Doch trotz allem versuchte der Sibulek, den Schein zu wahren. Immerhin war er der Anführer der Weißen Wölfe und verantwortlich für das Wohl und Wehe von mehreren hundert Mann. Nicht zu vergessen, die abertausend Menschen Lanois, die ein Versagen seinerseits den æhranischen Aggressoren schutzlos ausliefern würde. Pflichtbewusst schleppte er sich daher durch jeden neuen Tag und quälte sich durch jede neue Nacht. Vielleicht um dem Feind keinen Angriffspunkt zu bieten. Vielleicht um seine Männer nicht zu beunruhigen. Vielleicht aber auch um sich selbst diese unerklärliche Schwäche nicht in ihrer ganzen Tragweite eingestehen zu müssen. Sogar Forso offenbarte er nicht die ganze Wahrheit. Doch so, wie der Jüngling ihn beobachtete und mit stetig sorgenvolleren Blicken bedachte, hatte er längst erkannt, wie desolat seine Verfassung war.
Bis zum Sommer zog dieses Spiel sich hin. Als sie endlich zur Heimreise aufbrachen, schöpften beide Männer neue Hoffnung. Doch bereits in der ersten Nacht zeigte sich, dass zu seiner Schlaflosigkeit sich nun auch noch innere Ruhelosigkeit sowie ein unbestimmtes Drängen gesellten. Und von da an ruhte der Sibulek fast gar keine Nacht mehr. Denn hatte er vormals wenigstens noch in einer Art Dämmerzustand gelegen, der ihm immerhin ein Minimalmaß an Erholung gegönnt hatte, so lief er nun umher, las oder lenkte sich durch magische Spielereien von seinem Zustand ab. Zuletzt hatte er ganze neun Tage am Stück nicht mehr geschlafen.
Bis zum gestrigen Abend.
Eine Erklärung für all das suchte Cru schon längst nicht mehr, denn allzu deutlich hatte er gespürt, dass dies seine Lage nur verschlimmerte. Wenn er ehrlich war, scheute er des Rätsels Lösung wie ein gebranntes Kind die Flammen des Feuers. Dabei war ihm die Antwort insgeheim all die Zeit bewusst gewesen, kannte er sie spätestens jetzt. Und je mehr er sich dieser Wahrheit öffnete, je weniger er sich dagegen sträubte und je mehr er diesen Gedanken und dieses Gefühl zuließ, desto mehr verloren sie ihren Schrecken.
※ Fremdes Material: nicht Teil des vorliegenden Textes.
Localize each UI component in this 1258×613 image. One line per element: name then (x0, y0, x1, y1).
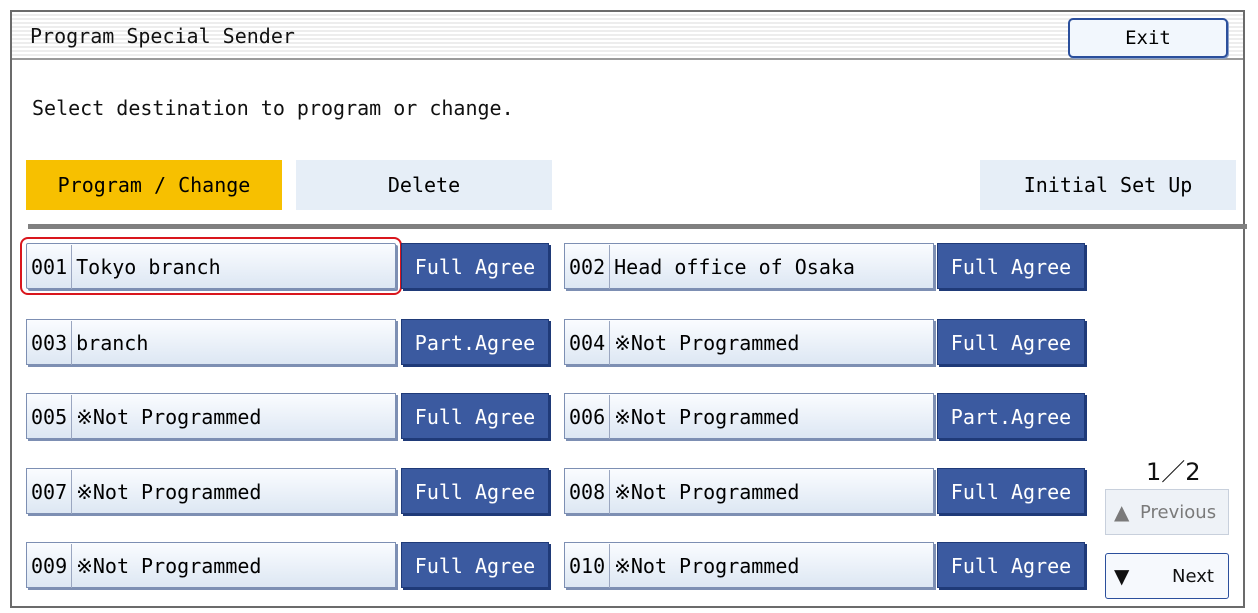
destination-002-button[interactable]: 002 Head office of Osaka (564, 243, 934, 289)
page-indicator: 1／2 (1146, 458, 1201, 486)
destination-name: ※Not Programmed (614, 480, 800, 504)
agree-toggle-009[interactable]: Full Agree (401, 542, 549, 588)
previous-label: Previous (1140, 502, 1217, 523)
destination-name: Tokyo branch (76, 255, 221, 279)
instruction-text: Select destination to program or change. (32, 96, 514, 120)
agree-toggle-008[interactable]: Full Agree (937, 468, 1085, 514)
next-label: Next (1172, 566, 1214, 587)
destination-number: 008 (569, 470, 611, 514)
destination-name: ※Not Programmed (76, 554, 262, 578)
destination-name: ※Not Programmed (614, 554, 800, 578)
agree-toggle-005[interactable]: Full Agree (401, 393, 549, 439)
destination-number: 009 (31, 544, 73, 588)
screen-title: Program Special Sender (30, 24, 295, 48)
destination-name: ※Not Programmed (614, 331, 800, 355)
previous-button[interactable]: ▲ Previous (1105, 489, 1229, 535)
destination-003-button[interactable]: 003 branch (26, 319, 396, 365)
title-bar: Program Special Sender Exit (12, 12, 1243, 60)
destination-number: 005 (31, 395, 73, 439)
destination-name: ※Not Programmed (76, 480, 262, 504)
program-special-sender-screen: Program Special Sender Exit Select desti… (10, 10, 1247, 608)
agree-toggle-004[interactable]: Full Agree (937, 319, 1085, 365)
delete-tab[interactable]: Delete (296, 160, 552, 210)
triangle-down-icon: ▼ (1114, 564, 1130, 588)
destination-number: 002 (569, 245, 611, 289)
divider (28, 224, 1247, 229)
program-change-tab[interactable]: Program / Change (26, 160, 282, 210)
destination-006-button[interactable]: 006 ※Not Programmed (564, 393, 934, 439)
agree-toggle-002[interactable]: Full Agree (937, 243, 1085, 289)
destination-005-button[interactable]: 005 ※Not Programmed (26, 393, 396, 439)
destination-007-button[interactable]: 007 ※Not Programmed (26, 468, 396, 514)
destination-008-button[interactable]: 008 ※Not Programmed (564, 468, 934, 514)
initial-setup-button[interactable]: Initial Set Up (980, 160, 1236, 210)
destination-number: 007 (31, 470, 73, 514)
destination-number: 003 (31, 321, 73, 365)
triangle-up-icon: ▲ (1114, 500, 1130, 524)
destination-number: 001 (31, 245, 73, 289)
destination-009-button[interactable]: 009 ※Not Programmed (26, 542, 396, 588)
destination-010-button[interactable]: 010 ※Not Programmed (564, 542, 934, 588)
exit-button[interactable]: Exit (1068, 18, 1228, 58)
destination-number: 010 (569, 544, 611, 588)
agree-toggle-006[interactable]: Part.Agree (937, 393, 1085, 439)
destination-004-button[interactable]: 004 ※Not Programmed (564, 319, 934, 365)
destination-name: Head office of Osaka (614, 255, 855, 279)
destination-001-button[interactable]: 001 Tokyo branch (20, 237, 402, 295)
next-button[interactable]: ▼ Next (1105, 553, 1229, 599)
destination-name: ※Not Programmed (76, 405, 262, 429)
agree-toggle-007[interactable]: Full Agree (401, 468, 549, 514)
agree-toggle-010[interactable]: Full Agree (937, 542, 1085, 588)
destination-number: 004 (569, 321, 611, 365)
agree-toggle-003[interactable]: Part.Agree (401, 319, 549, 365)
destination-name: branch (76, 331, 149, 355)
destination-name: ※Not Programmed (614, 405, 800, 429)
destination-number: 006 (569, 395, 611, 439)
agree-toggle-001[interactable]: Full Agree (401, 243, 549, 289)
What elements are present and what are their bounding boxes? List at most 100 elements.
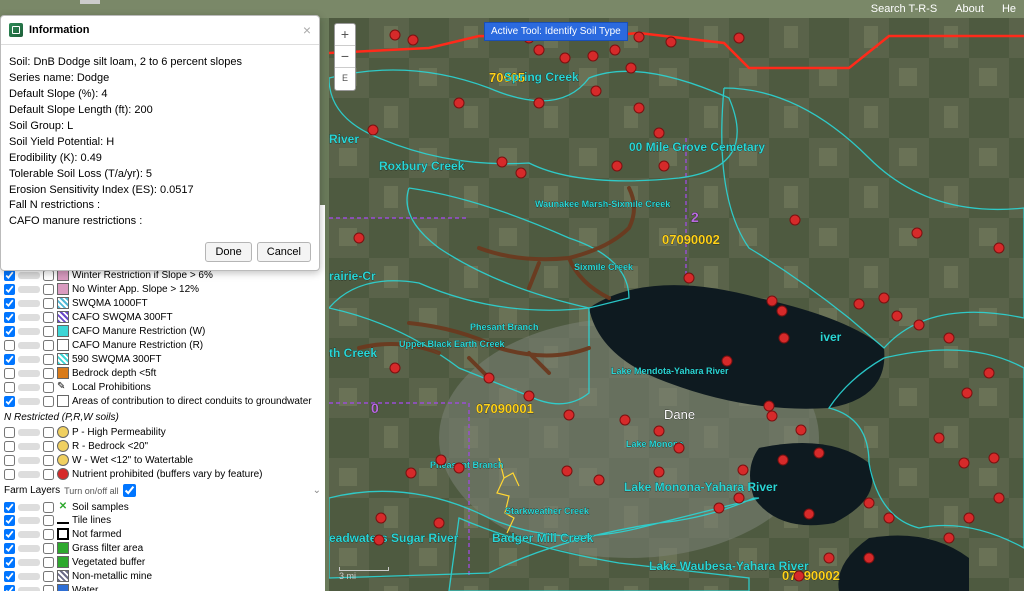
- layer-visibility-checkbox[interactable]: [4, 284, 15, 295]
- map-viewport[interactable]: 70005Spring CreekRiverRoxbury Creek00 Mi…: [329, 18, 1024, 591]
- nutrient-prohibited-marker[interactable]: [854, 299, 864, 309]
- nutrient-prohibited-marker[interactable]: [814, 448, 824, 458]
- nutrient-prohibited-marker[interactable]: [594, 475, 604, 485]
- nutrient-prohibited-marker[interactable]: [892, 311, 902, 321]
- layer-label-checkbox[interactable]: [43, 326, 54, 337]
- nutrient-prohibited-marker[interactable]: [734, 493, 744, 503]
- nutrient-prohibited-marker[interactable]: [390, 363, 400, 373]
- nutrient-prohibited-marker[interactable]: [934, 433, 944, 443]
- layer-visibility-checkbox[interactable]: [4, 340, 15, 351]
- layer-label-checkbox[interactable]: [43, 427, 54, 438]
- nutrient-prohibited-marker[interactable]: [376, 513, 386, 523]
- opacity-slider[interactable]: [18, 545, 40, 552]
- nutrient-prohibited-marker[interactable]: [714, 503, 724, 513]
- layer-label-checkbox[interactable]: [43, 502, 54, 513]
- opacity-slider[interactable]: [18, 286, 40, 293]
- nutrient-prohibited-marker[interactable]: [524, 391, 534, 401]
- opacity-slider[interactable]: [18, 587, 40, 591]
- nutrient-prohibited-marker[interactable]: [654, 128, 664, 138]
- nutrient-prohibited-marker[interactable]: [534, 98, 544, 108]
- nutrient-prohibited-marker[interactable]: [654, 467, 664, 477]
- nutrient-prohibited-marker[interactable]: [408, 35, 418, 45]
- opacity-slider[interactable]: [18, 384, 40, 391]
- layer-visibility-checkbox[interactable]: [4, 270, 15, 281]
- layer-visibility-checkbox[interactable]: [4, 543, 15, 554]
- nutrient-prohibited-marker[interactable]: [368, 125, 378, 135]
- farm-layers-header[interactable]: Farm Layers Turn on/off all ⌄: [4, 481, 321, 500]
- layer-visibility-checkbox[interactable]: [4, 502, 15, 513]
- nutrient-prohibited-marker[interactable]: [534, 45, 544, 55]
- nutrient-prohibited-marker[interactable]: [684, 273, 694, 283]
- opacity-slider[interactable]: [18, 457, 40, 464]
- nutrient-prohibited-marker[interactable]: [778, 455, 788, 465]
- layer-visibility-checkbox[interactable]: [4, 298, 15, 309]
- nutrient-prohibited-marker[interactable]: [620, 415, 630, 425]
- nutrient-prohibited-marker[interactable]: [994, 243, 1004, 253]
- nutrient-prohibited-marker[interactable]: [984, 368, 994, 378]
- layer-label-checkbox[interactable]: [43, 340, 54, 351]
- nutrient-prohibited-marker[interactable]: [794, 571, 804, 581]
- nutrient-prohibited-marker[interactable]: [436, 455, 446, 465]
- nutrient-prohibited-marker[interactable]: [964, 513, 974, 523]
- nutrient-prohibited-marker[interactable]: [516, 168, 526, 178]
- nutrient-prohibited-marker[interactable]: [994, 493, 1004, 503]
- layer-label-checkbox[interactable]: [43, 515, 54, 526]
- layer-label-checkbox[interactable]: [43, 585, 54, 591]
- layer-label-checkbox[interactable]: [43, 469, 54, 480]
- nutrient-prohibited-marker[interactable]: [777, 306, 787, 316]
- nutrient-prohibited-marker[interactable]: [790, 215, 800, 225]
- nutrient-prohibited-marker[interactable]: [959, 458, 969, 468]
- close-icon[interactable]: ×: [303, 22, 311, 38]
- nutrient-prohibited-marker[interactable]: [562, 466, 572, 476]
- layer-label-checkbox[interactable]: [43, 571, 54, 582]
- layer-visibility-checkbox[interactable]: [4, 571, 15, 582]
- opacity-slider[interactable]: [18, 272, 40, 279]
- nutrient-prohibited-marker[interactable]: [779, 333, 789, 343]
- layer-visibility-checkbox[interactable]: [4, 354, 15, 365]
- layer-visibility-checkbox[interactable]: [4, 326, 15, 337]
- opacity-slider[interactable]: [18, 356, 40, 363]
- nutrient-prohibited-marker[interactable]: [626, 63, 636, 73]
- nutrient-prohibited-marker[interactable]: [666, 37, 676, 47]
- opacity-slider[interactable]: [18, 300, 40, 307]
- layer-label-checkbox[interactable]: [43, 354, 54, 365]
- nutrient-prohibited-marker[interactable]: [879, 293, 889, 303]
- opacity-slider[interactable]: [18, 370, 40, 377]
- nutrient-prohibited-marker[interactable]: [564, 410, 574, 420]
- layer-label-checkbox[interactable]: [43, 382, 54, 393]
- nutrient-prohibited-marker[interactable]: [497, 157, 507, 167]
- nutrient-prohibited-marker[interactable]: [454, 463, 464, 473]
- about-link[interactable]: About: [955, 3, 984, 15]
- layer-visibility-checkbox[interactable]: [4, 396, 15, 407]
- layer-visibility-checkbox[interactable]: [4, 557, 15, 568]
- layer-visibility-checkbox[interactable]: [4, 441, 15, 452]
- layer-label-checkbox[interactable]: [43, 529, 54, 540]
- nutrient-prohibited-marker[interactable]: [722, 356, 732, 366]
- layer-visibility-checkbox[interactable]: [4, 382, 15, 393]
- nutrient-prohibited-marker[interactable]: [734, 33, 744, 43]
- nutrient-prohibited-marker[interactable]: [634, 32, 644, 42]
- layer-label-checkbox[interactable]: [43, 455, 54, 466]
- layer-visibility-checkbox[interactable]: [4, 455, 15, 466]
- search-trs-link[interactable]: Search T-R-S: [871, 3, 937, 15]
- layer-visibility-checkbox[interactable]: [4, 427, 15, 438]
- cancel-button[interactable]: Cancel: [257, 242, 311, 262]
- nutrient-prohibited-marker[interactable]: [659, 161, 669, 171]
- opacity-slider[interactable]: [18, 531, 40, 538]
- nutrient-prohibited-marker[interactable]: [796, 425, 806, 435]
- farm-all-toggle[interactable]: [123, 484, 136, 497]
- nutrient-prohibited-marker[interactable]: [989, 453, 999, 463]
- nutrient-prohibited-marker[interactable]: [588, 51, 598, 61]
- zoom-extent-button[interactable]: E: [335, 68, 355, 90]
- nutrient-prohibited-marker[interactable]: [674, 443, 684, 453]
- layer-label-checkbox[interactable]: [43, 441, 54, 452]
- nutrient-prohibited-marker[interactable]: [884, 513, 894, 523]
- opacity-slider[interactable]: [18, 573, 40, 580]
- nutrient-prohibited-marker[interactable]: [454, 98, 464, 108]
- nutrient-prohibited-marker[interactable]: [738, 465, 748, 475]
- nutrient-prohibited-marker[interactable]: [591, 86, 601, 96]
- layer-label-checkbox[interactable]: [43, 298, 54, 309]
- nutrient-prohibited-marker[interactable]: [354, 233, 364, 243]
- nutrient-prohibited-marker[interactable]: [434, 518, 444, 528]
- nutrient-prohibited-marker[interactable]: [944, 533, 954, 543]
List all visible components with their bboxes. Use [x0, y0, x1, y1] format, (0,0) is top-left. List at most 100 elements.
Erste Schatten zogen vom offenen Fenster der Westseite durch das Zimmer und der schwüle Dämmerungswind wehte ihm die leichten Gardinen ins Gesicht. Zufrieden lächelte der Mann und spürte, wie die so schmerzlich vermisste innere Ruhe sich langsam wieder in seinem Geist einnistete und ein Hauch von alter Stärke in seinen Körper zurückkehrte. Sicher, es würde noch viele lange Nächte und Tage erholsamen Schlafes und heilsamer Stille benötigen, bis er den Raubbau an seinem Leib und seiner Seele abgefedert hatte. Doch das erste Mal seit langer Zeit glaubte er wieder daran. Und zum ersten Mal freute er sich wieder auf die Abende, die noch so zahlreich vor ihm lagen.
Während der Zweite General so aus dem Fenster sah und gedankenverloren mit dem Stoff zwischen seinen Fingern spielte, bemerkte er aus den Augenwinkeln das hektisch-bunte Treiben in den Gassen der Stadt. Im selben Moment lockten ihn gedämpftes Stimmenwirrwarr und Musik zum Fenster auf der Hofseite und als er den dunklen, schweren Vorhang zurückzog und die Läden weit aufschlug, schallten ihm lautstarke Jubelrufe entgegen. Die Hufe zahlloser Pferde klapperten laut auf dem steinernen Aufgang zur Festung und vom Koch über die Kammerjungen und Zofen bis hin zu den feineren Damen und Herren eilte alles in den Innenhof. Gerade eben zog der Fahnenträger des Roten Mondes erhobenen Hauptes und mit leuchtendem Banner als Erster durch den großen Torbogen, dicht gefolgt von einer Schar ungeduldiger Schwertbrüder. Augenblicklich fühlte der Sibulek das Herz in seiner Brust freudig hüpfen. Endlich! Endlich war es soweit. Das dritte Heer kehrte zurück.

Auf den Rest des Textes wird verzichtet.